Hello and welcome. My name is Scott and I am an experienced small animal veterinary surgeon, I will be very pleased to work with you today and will try my best to answer your question to your satisfaction.

Scott Nimmo :

Please tell me ... what method did the vet use to test for diabetes, a blood test or a urine test ?

Customer: replied 3 years ago.

Hi Scott,


He has done blood and urine tests,thank you,Lisa

Expert:  Dr Scott Nimmo replied 3 years ago.
Hello again and thanks for getting back to me

I have worked out an answer for you, please read it through and see what you think ...
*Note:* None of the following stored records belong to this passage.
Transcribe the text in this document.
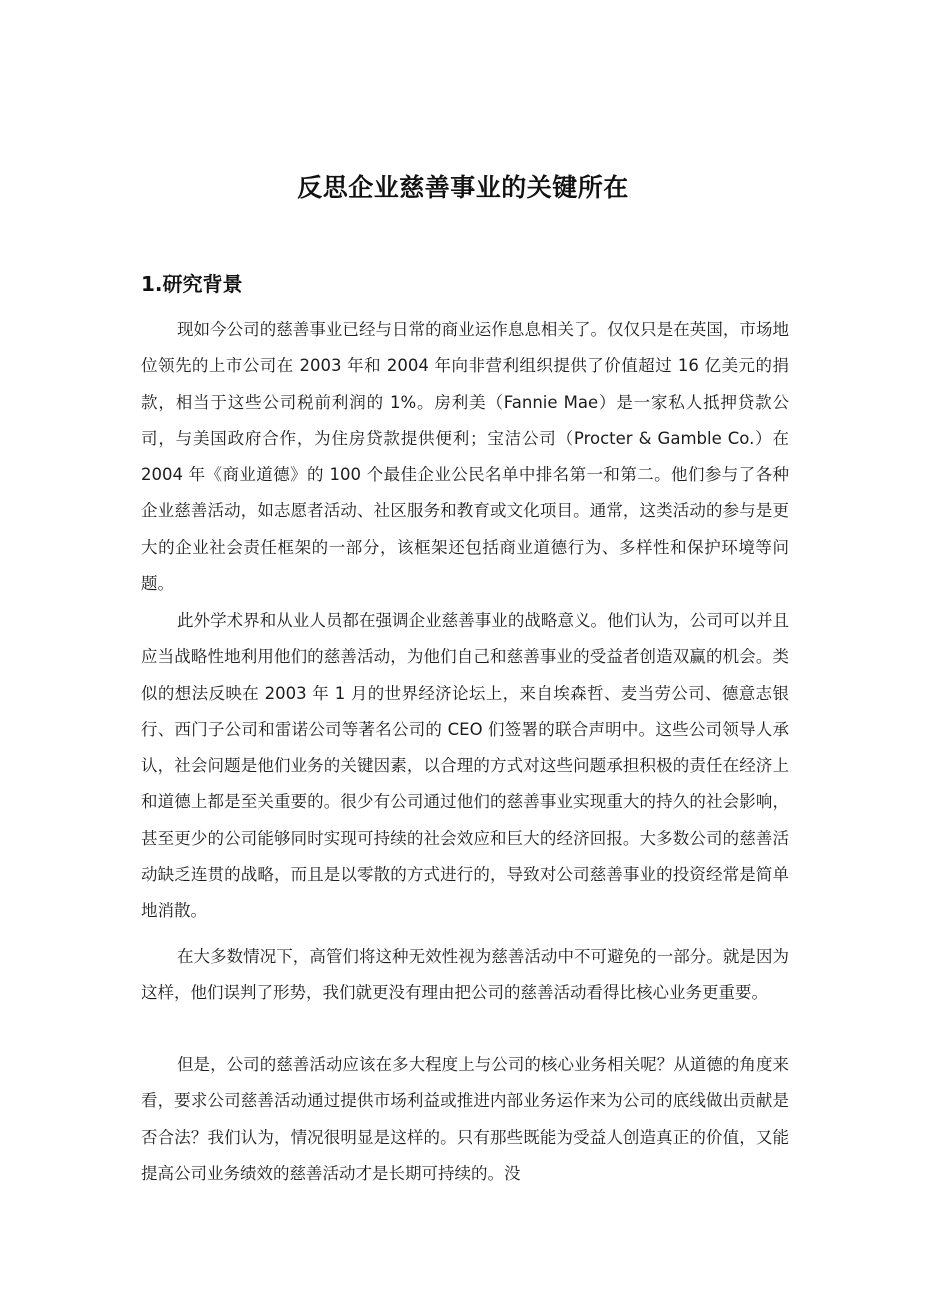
反思企业慈善事业的关键所在
1.研究背景

现如今公司的慈善事业已经与日常的商业运作息息相关了。仅仅只是在英国，市场地位领先的上市公司在 2003 年和 2004 年向非营利组织提供了价值超过 16 亿美元的捐款，相当于这些公司税前利润的 1%。房利美（Fannie Mae）是一家私人抵押贷款公司，与美国政府合作，为住房贷款提供便利；宝洁公司（Procter & Gamble Co.）在 2004 年《商业道德》的 100 个最佳企业公民名单中排名第一和第二。他们参与了各种企业慈善活动，如志愿者活动、社区服务和教育或文化项目。通常，这类活动的参与是更大的企业社会责任框架的一部分，该框架还包括商业道德行为、多样性和保护环境等问题。

此外学术界和从业人员都在强调企业慈善事业的战略意义。他们认为，公司可以并且应当战略性地利用他们的慈善活动，为他们自己和慈善事业的受益者创造双赢的机会。类似的想法反映在 2003 年 1 月的世界经济论坛上，来自埃森哲、麦当劳公司、德意志银行、西门子公司和雷诺公司等著名公司的 CEO 们签署的联合声明中。这些公司领导人承认，社会问题是他们业务的关键因素，以合理的方式对这些问题承担积极的责任在经济上和道德上都是至关重要的。很少有公司通过他们的慈善事业实现重大的持久的社会影响，甚至更少的公司能够同时实现可持续的社会效应和巨大的经济回报。大多数公司的慈善活动缺乏连贯的战略，而且是以零散的方式进行的，导致对公司慈善事业的投资经常是简单地消散。

在大多数情况下，高管们将这种无效性视为慈善活动中不可避免的一部分。就是因为这样，他们误判了形势，我们就更没有理由把公司的慈善活动看得比核心业务更重要。

但是，公司的慈善活动应该在多大程度上与公司的核心业务相关呢？从道德的角度来看，要求公司慈善活动通过提供市场利益或推进内部业务运作来为公司的底线做出贡献是否合法？我们认为，情况很明显是这样的。只有那些既能为受益人创造真正的价值，又能提高公司业务绩效的慈善活动才是长期可持续的。没
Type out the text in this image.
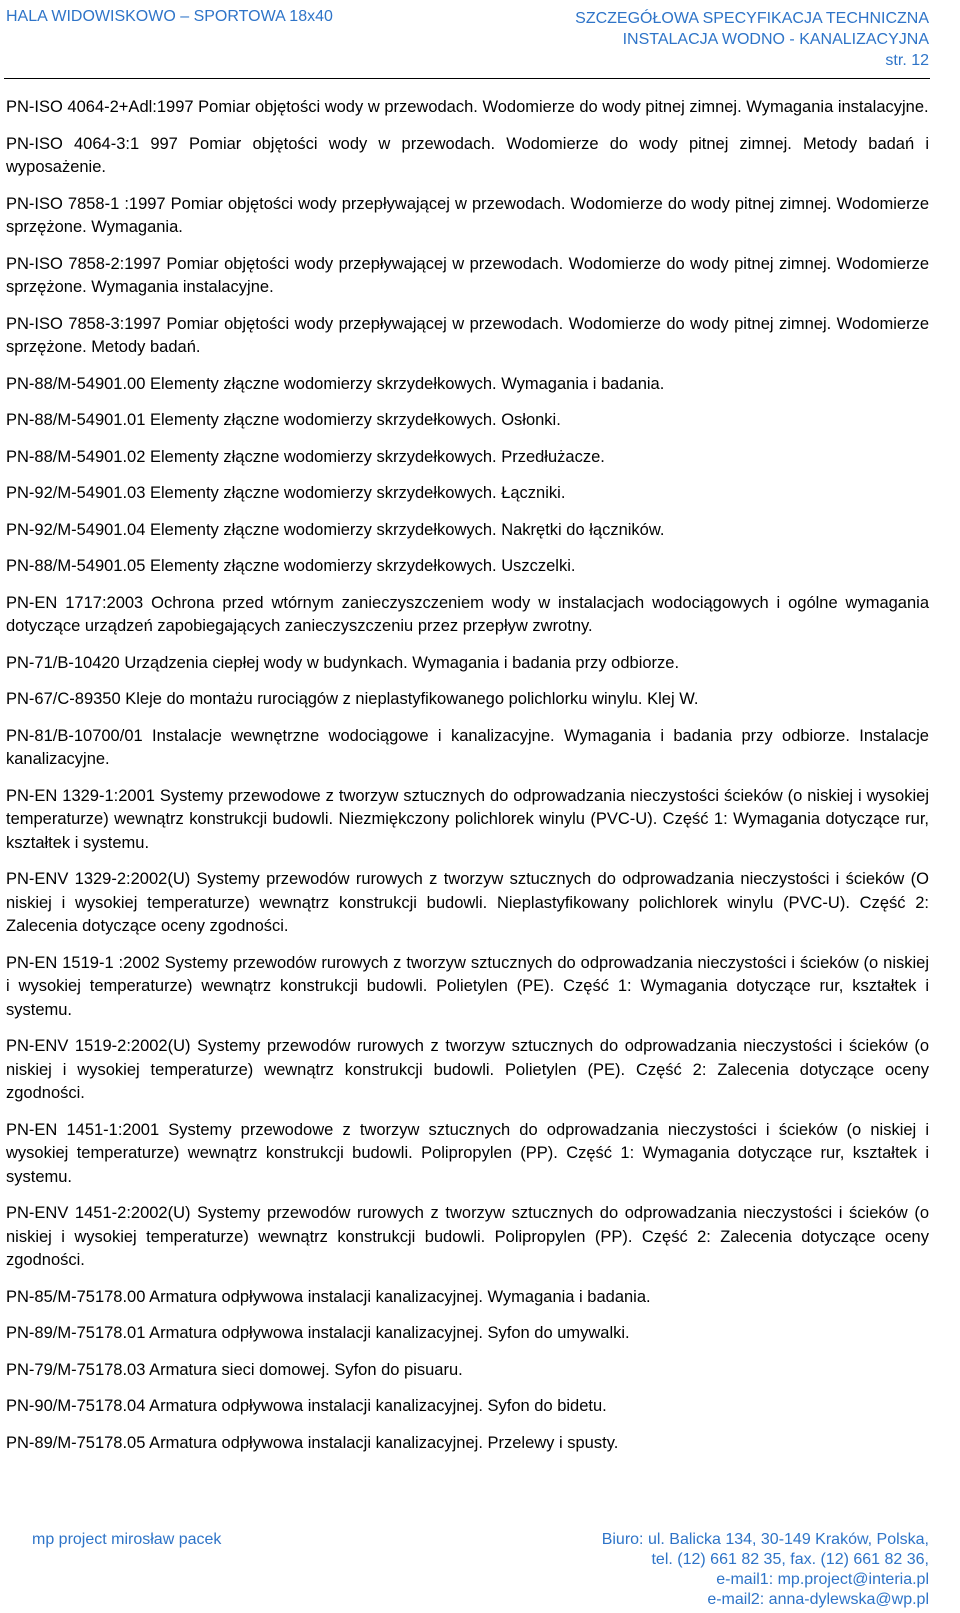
HALA WIDOWISKOWO – SPORTOWA 18x40	SZCZEGÓŁOWA SPECYFIKACJA TECHNICZNA
INSTALACJA WODNO - KANALIZACYJNA
str. 12

PN-ISO 4064-2+Adl:1997 Pomiar objętości wody w przewodach. Wodomierze do wody pitnej zimnej. Wymagania instalacyjne.

PN-ISO 4064-3:1 997 Pomiar objętości wody w przewodach. Wodomierze do wody pitnej zimnej. Metody badań i wyposażenie.

PN-ISO 7858-1 :1997 Pomiar objętości wody przepływającej w przewodach. Wodomierze do wody pitnej zimnej. Wodomierze sprzężone. Wymagania.

PN-ISO 7858-2:1997 Pomiar objętości wody przepływającej w przewodach. Wodomierze do wody pitnej zimnej. Wodomierze sprzężone. Wymagania instalacyjne.

PN-ISO 7858-3:1997 Pomiar objętości wody przepływającej w przewodach. Wodomierze do wody pitnej zimnej. Wodomierze sprzężone. Metody badań.

PN-88/M-54901.00 Elementy złączne wodomierzy skrzydełkowych. Wymagania i badania.

PN-88/M-54901.01 Elementy złączne wodomierzy skrzydełkowych. Osłonki.

PN-88/M-54901.02 Elementy złączne wodomierzy skrzydełkowych. Przedłużacze.

PN-92/M-54901.03 Elementy złączne wodomierzy skrzydełkowych. Łączniki.

PN-92/M-54901.04 Elementy złączne wodomierzy skrzydełkowych. Nakrętki do łączników.

PN-88/M-54901.05 Elementy złączne wodomierzy skrzydełkowych. Uszczelki.

PN-EN 1717:2003 Ochrona przed wtórnym zanieczyszczeniem wody w instalacjach wodociągowych i ogólne wymagania dotyczące urządzeń zapobiegających zanieczyszczeniu przez przepływ zwrotny.

PN-71/B-10420 Urządzenia ciepłej wody w budynkach. Wymagania i badania przy odbiorze.

PN-67/C-89350 Kleje do montażu rurociągów z nieplastyfikowanego polichlorku winylu. Klej W.

PN-81/B-10700/01 Instalacje wewnętrzne wodociągowe i kanalizacyjne. Wymagania i badania przy odbiorze. Instalacje kanalizacyjne.

PN-EN 1329-1:2001 Systemy przewodowe z tworzyw sztucznych do odprowadzania nieczystości ścieków (o niskiej i wysokiej temperaturze) wewnątrz konstrukcji budowli. Niezmiękczony polichlorek winylu (PVC-U). Część 1: Wymagania dotyczące rur, kształtek i systemu.

PN-ENV 1329-2:2002(U) Systemy przewodów rurowych z tworzyw sztucznych do odprowadzania nieczystości i ścieków (O niskiej i wysokiej temperaturze) wewnątrz konstrukcji budowli. Nieplastyfikowany polichlorek winylu (PVC-U). Część 2: Zalecenia dotyczące oceny zgodności.

PN-EN 1519-1 :2002 Systemy przewodów rurowych z tworzyw sztucznych do odprowadzania nieczystości i ścieków (o niskiej i wysokiej temperaturze) wewnątrz konstrukcji budowli. Polietylen (PE). Część 1: Wymagania dotyczące rur, kształtek i systemu.

PN-ENV 1519-2:2002(U) Systemy przewodów rurowych z tworzyw sztucznych do odprowadzania nieczystości i ścieków (o niskiej i wysokiej temperaturze) wewnątrz konstrukcji budowli. Polietylen (PE). Część 2: Zalecenia dotyczące oceny zgodności.

PN-EN 1451-1:2001 Systemy przewodowe z tworzyw sztucznych do odprowadzania nieczystości i ścieków (o niskiej i wysokiej temperaturze) wewnątrz konstrukcji budowli. Polipropylen (PP). Część 1: Wymagania dotyczące rur, kształtek i systemu.

PN-ENV 1451-2:2002(U) Systemy przewodów rurowych z tworzyw sztucznych do odprowadzania nieczystości i ścieków (o niskiej i wysokiej temperaturze) wewnątrz konstrukcji budowli. Polipropylen (PP). Część 2: Zalecenia dotyczące oceny zgodności.

PN-85/M-75178.00 Armatura odpływowa instalacji kanalizacyjnej. Wymagania i badania.

PN-89/M-75178.01 Armatura odpływowa instalacji kanalizacyjnej. Syfon do umywalki.

PN-79/M-75178.03 Armatura sieci domowej. Syfon do pisuaru.

PN-90/M-75178.04 Armatura odpływowa instalacji kanalizacyjnej. Syfon do bidetu.

PN-89/M-75178.05 Armatura odpływowa instalacji kanalizacyjnej. Przelewy i spusty.

mp project mirosław pacek	Biuro: ul. Balicka 134, 30-149 Kraków, Polska,
tel. (12) 661 82 35, fax. (12) 661 82 36,
e-mail1: mp.project@interia.pl
e-mail2: anna-dylewska@wp.pl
There are no quick fixes here I regret to say but where a dog suddenly starts to drink to excess then there is pretty much always some disease situation behind it.

Your vet has done just the right thing is running blood tests and checking urine samples and this will pick up the common " frontline conditions " such as diabetes and kidney disease.

Where this frontline approach has failed your next move should be to start running diagnostics for less common conditions such as uncommon abnormalities of the pituitary gland or the inability of the tubules of the kidney to reabsorb water properly ( diabetes insipidus ).

Sorry I cannot offer anything more constructive for Bo, but all of us small animal vets have been in this sort of position a few times in our careers, the thing to do is to stay focussed and step up the diagnostics a notch.

I hope I have covered your question fully enough but if you would like further clarification or to talk things over a bit more then I will be on-line for the next hour or so and I will be more than pleased to continue working with you.